Washington: Researchers have found that the seed samples gathered over the years at medieval archaeological sites in the historic old quarter of Hondarribia are the remains of the oldest fruit trees in Southern Europe.
The town of Hondarribia lies on the coast of the Basque province of Gipuzkoa, Spain.
The research was undertaken by the archaeobiology research team from the CSIC (Consejo Superior de Investigaciones Cientificas) under the direction of Doctor Leonor Pena-Chocarro.
This research has enabled the recording of numerous fleshy fruits such as plums of various types, cherries, peaches, sloes, grapes, apples, figs, quince and medlar and, in a token manner, olives, reports Archeology News.
The overall collection of nuts is interesting, significant being the presence of hazel nuts, acorns, walnuts, pine kernels and, sporadically, beechnuts. As regards cereals, wheat, barley and oats have been identified. Also of particular important are the various seeds of the bottle (or calabash) gourd, a species of water pumpkin, very rarely recorded in archaeological contexts.

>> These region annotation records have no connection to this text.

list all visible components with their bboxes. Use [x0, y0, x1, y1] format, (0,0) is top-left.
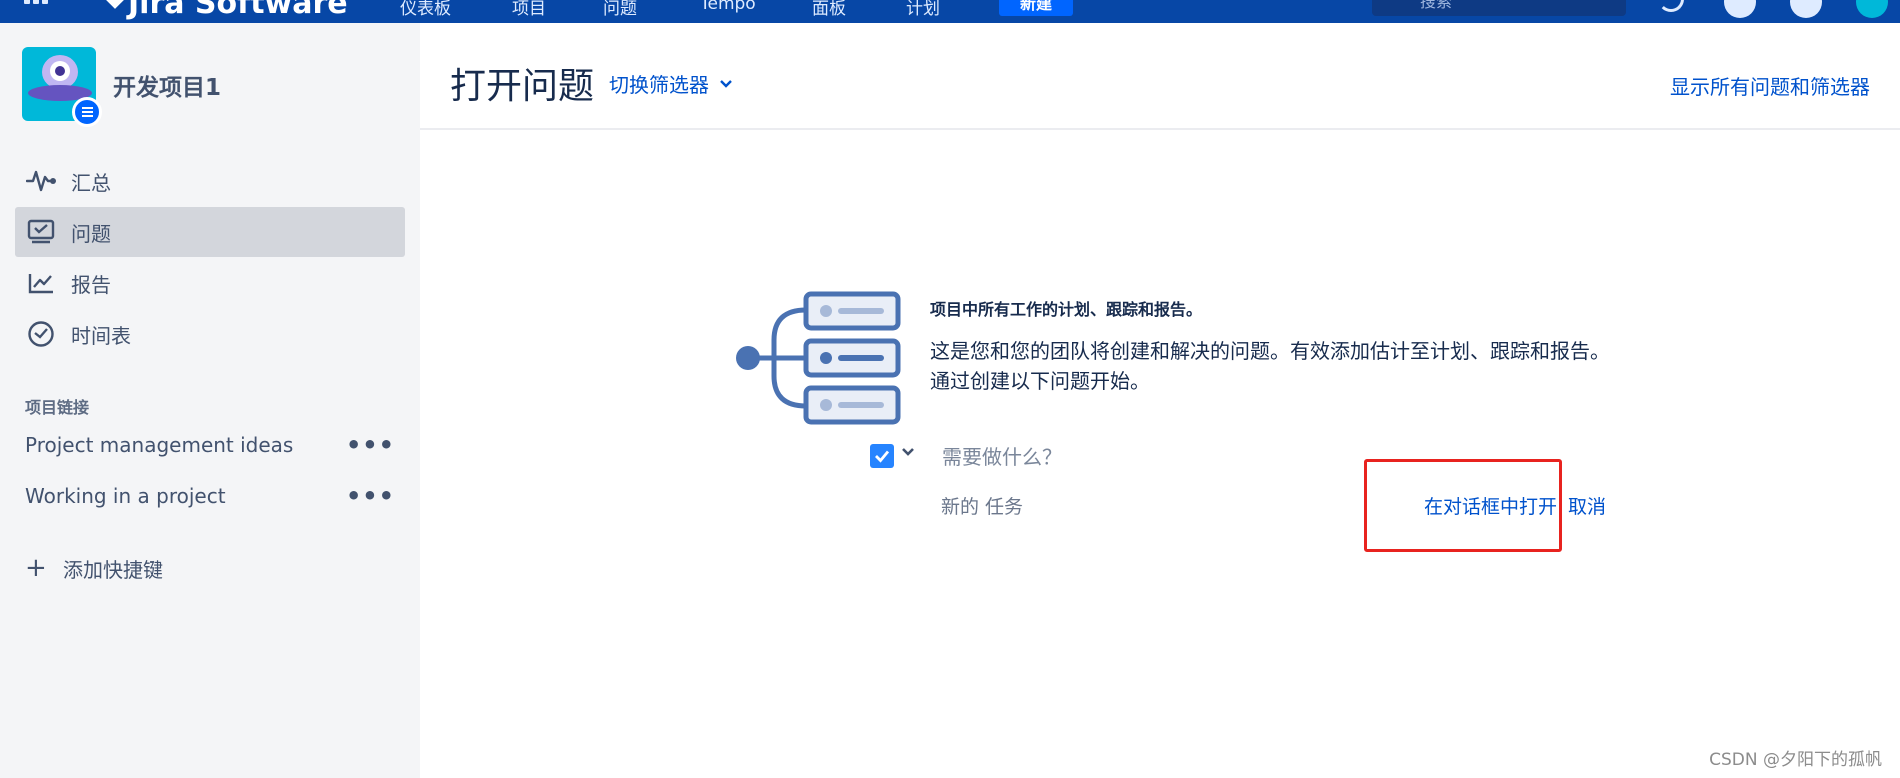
- project-links-title: 项目链接: [25, 398, 90, 417]
- chevron-down-icon[interactable]: [901, 446, 915, 458]
- project-name[interactable]: 开发项目1: [113, 68, 221, 102]
- notifications-icon[interactable]: [1658, 0, 1684, 12]
- sidebar-link-item[interactable]: Project management ideas •••: [25, 430, 395, 460]
- settings-icon[interactable]: [1790, 0, 1822, 18]
- project-sidebar: 开发项目1 汇总 问题 报告 时间表 项目链接 Project manageme…: [0, 23, 420, 778]
- switch-filter-label: 切换筛选器: [609, 73, 709, 97]
- more-options-icon[interactable]: •••: [346, 431, 395, 459]
- software-project-badge-icon: [72, 97, 102, 127]
- jira-logo-text[interactable]: Jira Software: [128, 0, 348, 21]
- clock-icon: [25, 318, 57, 350]
- task-type-checkbox-icon[interactable]: [870, 444, 894, 468]
- red-highlight-annotation: [1364, 459, 1562, 552]
- cancel-link[interactable]: 取消: [1568, 492, 1606, 519]
- empty-state-heading: 项目中所有工作的计划、跟踪和报告。: [930, 300, 1203, 319]
- sidebar-item-label: 报告: [71, 272, 111, 297]
- search-input[interactable]: 搜索: [1372, 0, 1626, 16]
- nav-projects[interactable]: 项目: [512, 0, 546, 19]
- pulse-icon: [25, 165, 57, 197]
- sidebar-link-label[interactable]: Project management ideas: [25, 433, 293, 457]
- sidebar-item-reports[interactable]: 报告: [15, 258, 405, 308]
- add-shortcut-label: 添加快捷键: [63, 557, 163, 582]
- page-header: 打开问题 切换筛选器 显示所有问题和筛选器: [420, 23, 1900, 130]
- chevron-down-icon: [720, 79, 732, 88]
- sidebar-link-item[interactable]: Working in a project •••: [25, 481, 395, 511]
- more-options-icon[interactable]: •••: [346, 482, 395, 510]
- nav-dashboards[interactable]: 仪表板: [400, 0, 451, 19]
- sidebar-item-timesheet[interactable]: 时间表: [15, 309, 405, 359]
- top-navigation-bar: Jira Software 仪表板 项目 问题 Tempo 面板 计划 新建 搜…: [0, 0, 1900, 23]
- show-all-issues-link[interactable]: 显示所有问题和筛选器: [1670, 71, 1870, 100]
- watermark: CSDN @夕阳下的孤帆: [1709, 750, 1882, 770]
- app-switcher-icon[interactable]: [24, 0, 48, 8]
- issues-icon: [25, 216, 57, 248]
- switch-filter-dropdown[interactable]: 切换筛选器: [609, 69, 733, 98]
- plus-icon: +: [25, 553, 47, 583]
- user-avatar[interactable]: [1856, 0, 1888, 18]
- add-shortcut-button[interactable]: + 添加快捷键: [25, 553, 163, 583]
- issues-tree-illustration-icon: [736, 291, 901, 425]
- sidebar-item-label: 汇总: [71, 170, 111, 195]
- nav-plans[interactable]: 计划: [906, 0, 940, 19]
- issue-type-label: 新的 任务: [941, 496, 1024, 518]
- reports-icon: [25, 267, 57, 299]
- sidebar-item-issues[interactable]: 问题: [15, 207, 405, 257]
- jira-logo-icon: [105, 0, 125, 9]
- sidebar-link-label[interactable]: Working in a project: [25, 484, 226, 508]
- page-title: 打开问题: [450, 66, 595, 107]
- sidebar-item-label: 时间表: [71, 323, 131, 348]
- empty-state-description: 这是您和您的团队将创建和解决的问题。有效添加估计至计划、跟踪和报告。通过创建以下…: [930, 339, 1610, 393]
- sidebar-item-summary[interactable]: 汇总: [15, 156, 405, 206]
- sidebar-item-label: 问题: [71, 221, 111, 246]
- create-button[interactable]: 新建: [999, 0, 1073, 16]
- nav-issues[interactable]: 问题: [603, 0, 637, 19]
- help-icon[interactable]: [1724, 0, 1756, 18]
- nav-tempo[interactable]: Tempo: [700, 0, 756, 14]
- nav-boards[interactable]: 面板: [812, 0, 846, 19]
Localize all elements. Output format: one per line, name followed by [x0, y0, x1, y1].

While the overall results can be considered relevant for knowledge about nutrition in the Middle Ages, the most striking part refers to the remains of quince and medlar found, being species hitherto unknown in the archaeobotanical register of the Iberian Peninsula.
This area has produced one of the best databases of archaeological seeds within the Spanish State, or indeed in Europe, thanks to the fact that, in many of its excavations, layers of terrain that had been flooded have conserved organic matter due to saturation of water.